Harga Beras Naik, Ini Tanggapan Pengamat Ekonomi di Kalteng

Harga Beras Naik, Ini Tanggapan Pengamat Ekonomi Kalteng
Pengamat ekonomi di Kalteng Suherman (Ist)

PALANGKA RAYA – Harga kebutuhan pokok seperti beras di wilayah Indonesia maupun di Kalimantan Tengah beberapa pekan terakhir mengalami kenaikan yang signifikan.

Pengamat ekonomi sekaligus Peneliti Institute For Economic Research and Training (Interest) Suherman mengatakan penyebab kenaikan harga pangan khususnya beras di Indonesia, tentunya bisa diliat dari 2 sisi, baik internal maupun eksternal.

“Beberapa faktor internal itu misalnya fenomena perubahan iklim, infrastruktur pendukung pertanian kurang memadai , kualitas dan produktivitas pangan yang rendah serta gangguan pada rantai pasok (supply chain),” kata Suherman, di Palangka Raya, Senin 26 Februari 2024.

Dosen Fakultas Ekonomi dan Bisnis (FEB) Universitas Palangka Raya (UPR) menjelaskan, sepanjang tahun 2023, fenomena perubahan iklim menyebabkan para petani tidak bisa memaksimalkan produksi pertanian. Faktor tersebut tidak bisa diabaikan.

“Belum lagi rantai distribusi pangan masih jadi masalah juga, kadang ada yang melakukan penimbunan sehingga menyebabkan kelangkaan,” jelasnya.

Selain itu, Beberapa faktor eksternal juga seperti konflik politik yang berlangsung di negara-negara produsen pangan menyebabkan terjadinya krisis energi global, dan juga perubahan nilai tukar yang fluktuatif.

“Diluar itu kita tidak bisa mengesampingkan juga faktor psikologis yang mempengaruhi perilaku konsumen, seperti spekulasi, ketakutan, dan kepanikan,” ujarnya.

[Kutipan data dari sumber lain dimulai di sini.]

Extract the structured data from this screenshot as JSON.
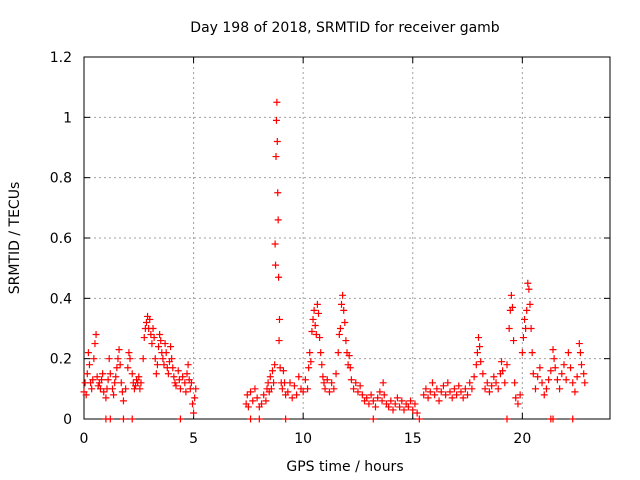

Suherman menyebut, dampak kenaikan harga pangan belum bisa dipastikan akibat dari Pemilu 2024. Namun yang pasti, kenaikan harga bisa terjadi karena meningkatnya permintaan dan pengeluaran masyarakat serta adanya potensi konflik dan ketidakstabilan politik pasca Pemilu 2024.

Selain itu, menjelang bulan Ramadhan turut berpengaruh terhadap kenaikan harga pangan. Hal itu lantaran, permintaan akan bahan pangan utama seperti beras, telur, daging, dan minyak goreng, akan mengalami peningkatan seiring dengan persiapan masyarakat menyambut bulan suci ramadhan.

“Hal itu tentunya bisa menyebabkan kelangkaan dan keterbatasan pasokan, sehingga harga menjadi naik. Tapi perlu dilakukan riset yang komprehensif untuk memastikan akar masalah dari kenaikan harga ini,” ungkapnya.

Suherman menyebut, efek kenaikan harga pangan yang meroket, dikhawatirkan bisa memicu panic buying terhadap masyarakat, terutama kalau disertai dengan informasi yang tidak benar, tidak transparan, atau menyesatkan.

Panic buying merupakan perilaku membeli barang dalam jumlah besar karena takut kehabisan atau tidak tersedia di masa depan. Menurut Suherman, Panic buying bisa berdampak negatif bagi ketersediaan dan stabilitas harga pangan karena bisa menimbulkan kelangkaan yang parah.

“Oleh karena itu alangkah baiknya panic buying sebaiknya dihindari dan jadi konsumen yang rasional dan bijak dalam menyikapi suatu fenomena perubahan harga seperti sekarang ini,” ungkapnya.

Suherman juga mengimbau produsen agar tidak melakukan penimbunan beras yang dapat membuat harga pangan semakin tinggi. Selain itu, peran pemerintah diperlukan agar potensi-potensi spekulasi yang terjadi di masyarakat bisa diatasi.

“Ini pekerjaan rumah (PR) bagi pemerintah adalah memastikan stok beras ini segera tersedia untuk memenuhi permintaan pasar. Pemenuhan ini bisa dilakukan dengan impor dari negara produsen beras atau mendorong kemampuan petani lokal dalam meningkatkan kuantitas dan kualitas beras di tanah air,” pungkasnya.